I have this thing I call "Carolineland". In it are all the things I love to do like knitting, going to the movie, hanging out with my husband, my cats, friends, and family. Tap dancing, acting in the melodrama, volunteer work, the bookstore, my radio show, bowling, writing, travelling. All my favorite stuff. New Hope is now a little village in Carolineland where I have all my cancer friends living in my heart. Or friends facing other big challenges. If you don't have your own ______land (insert your name in the blank), you need to get one.

So I am going on with life. I'll be back on the radio show this Sunday afternoon. I may volunteer at the Humane Society Thrift Shop on Saturday afternoon. I'm going to the Chamber's retail committee meeting tomorrow morning. I'm doing the melodrama this summer, and our performances will be August 2nd - 4th. I'm taking two writing workshops this summer, one of which is in Taos and includes a screenwriting class. I'd like to do a documentary about my cancer experience and am hoping to work with the Ouray High School film class. I also have ideas for other short comedy films.

I have to scoot. I'm running the bookstore today and I have a sales rep coming first thing at 10am. I havet to go "fling" myself into life, as my ex-husband Lance used to say, like some social lemming.

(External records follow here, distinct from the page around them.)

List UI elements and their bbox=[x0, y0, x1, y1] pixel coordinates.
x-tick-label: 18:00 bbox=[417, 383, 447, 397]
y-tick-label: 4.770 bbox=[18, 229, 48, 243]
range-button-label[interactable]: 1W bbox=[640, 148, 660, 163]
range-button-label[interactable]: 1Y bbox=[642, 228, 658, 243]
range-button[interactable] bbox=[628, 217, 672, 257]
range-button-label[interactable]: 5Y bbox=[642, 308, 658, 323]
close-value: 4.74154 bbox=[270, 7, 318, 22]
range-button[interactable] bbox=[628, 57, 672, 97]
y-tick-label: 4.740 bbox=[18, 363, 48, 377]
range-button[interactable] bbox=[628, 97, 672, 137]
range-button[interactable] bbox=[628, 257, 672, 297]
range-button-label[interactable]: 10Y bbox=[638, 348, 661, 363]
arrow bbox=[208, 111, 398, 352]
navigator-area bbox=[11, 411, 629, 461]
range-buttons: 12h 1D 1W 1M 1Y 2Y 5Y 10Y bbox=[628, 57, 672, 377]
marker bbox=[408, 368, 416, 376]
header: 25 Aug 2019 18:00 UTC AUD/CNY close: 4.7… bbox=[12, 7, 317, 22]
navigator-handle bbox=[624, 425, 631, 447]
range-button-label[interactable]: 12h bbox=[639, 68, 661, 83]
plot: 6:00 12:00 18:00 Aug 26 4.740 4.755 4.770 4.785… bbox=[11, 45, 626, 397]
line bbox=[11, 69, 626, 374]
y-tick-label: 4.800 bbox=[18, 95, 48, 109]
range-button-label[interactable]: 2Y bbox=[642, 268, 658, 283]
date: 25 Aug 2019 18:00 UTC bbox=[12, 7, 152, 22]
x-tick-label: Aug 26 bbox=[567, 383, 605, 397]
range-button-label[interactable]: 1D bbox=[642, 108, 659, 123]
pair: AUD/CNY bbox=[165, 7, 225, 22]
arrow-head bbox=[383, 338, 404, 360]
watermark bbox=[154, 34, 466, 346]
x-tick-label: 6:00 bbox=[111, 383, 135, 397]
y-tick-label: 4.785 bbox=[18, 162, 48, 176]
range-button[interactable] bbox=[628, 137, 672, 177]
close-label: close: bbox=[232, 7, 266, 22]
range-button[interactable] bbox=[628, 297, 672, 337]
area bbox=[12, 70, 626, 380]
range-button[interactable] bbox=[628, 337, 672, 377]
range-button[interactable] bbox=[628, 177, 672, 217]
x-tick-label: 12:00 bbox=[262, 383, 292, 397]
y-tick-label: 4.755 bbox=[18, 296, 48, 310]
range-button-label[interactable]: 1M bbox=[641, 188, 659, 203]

So I'm just up here in New Hope, Carolineland, Colorado, trying to melt those tumors or at least get them to stand still, meanwhile flinging myself into life. Stay tuned. I have a lot more to say.

1 comment:

Betty Johnson said...

Hello out there in New Hope Carolineland, Colorado - I like that!!! I enjoyed reading your blog today; I wish I could add just a little bit of humor sometimes to ours but I'm afraid I have become a little "numb" lately
but I will snap out of it - just has to do with that thing called a
cancer emotional roller coaster. I have always been a people person and Sam hasn't but he seems to have more of a personality lately than I do. I know we will get good news next Thursday and then you will see and hear and "new me".
I envy your view - I absolutely loved our skiing trips to Colorado;
we would drive for 26 hours, ski for about 4 days and then drive 26 hours back. I would make homemade tea cakes and we would stop for coffee and eat tea cakes. Good memories!! Sam still has a horrible rash but hopefully that will subside since he has finished his treatments. I have been reading some really good things about Erbitux lately so maybe, just maybe, it will work for us. I'll send some prayers to New Hope.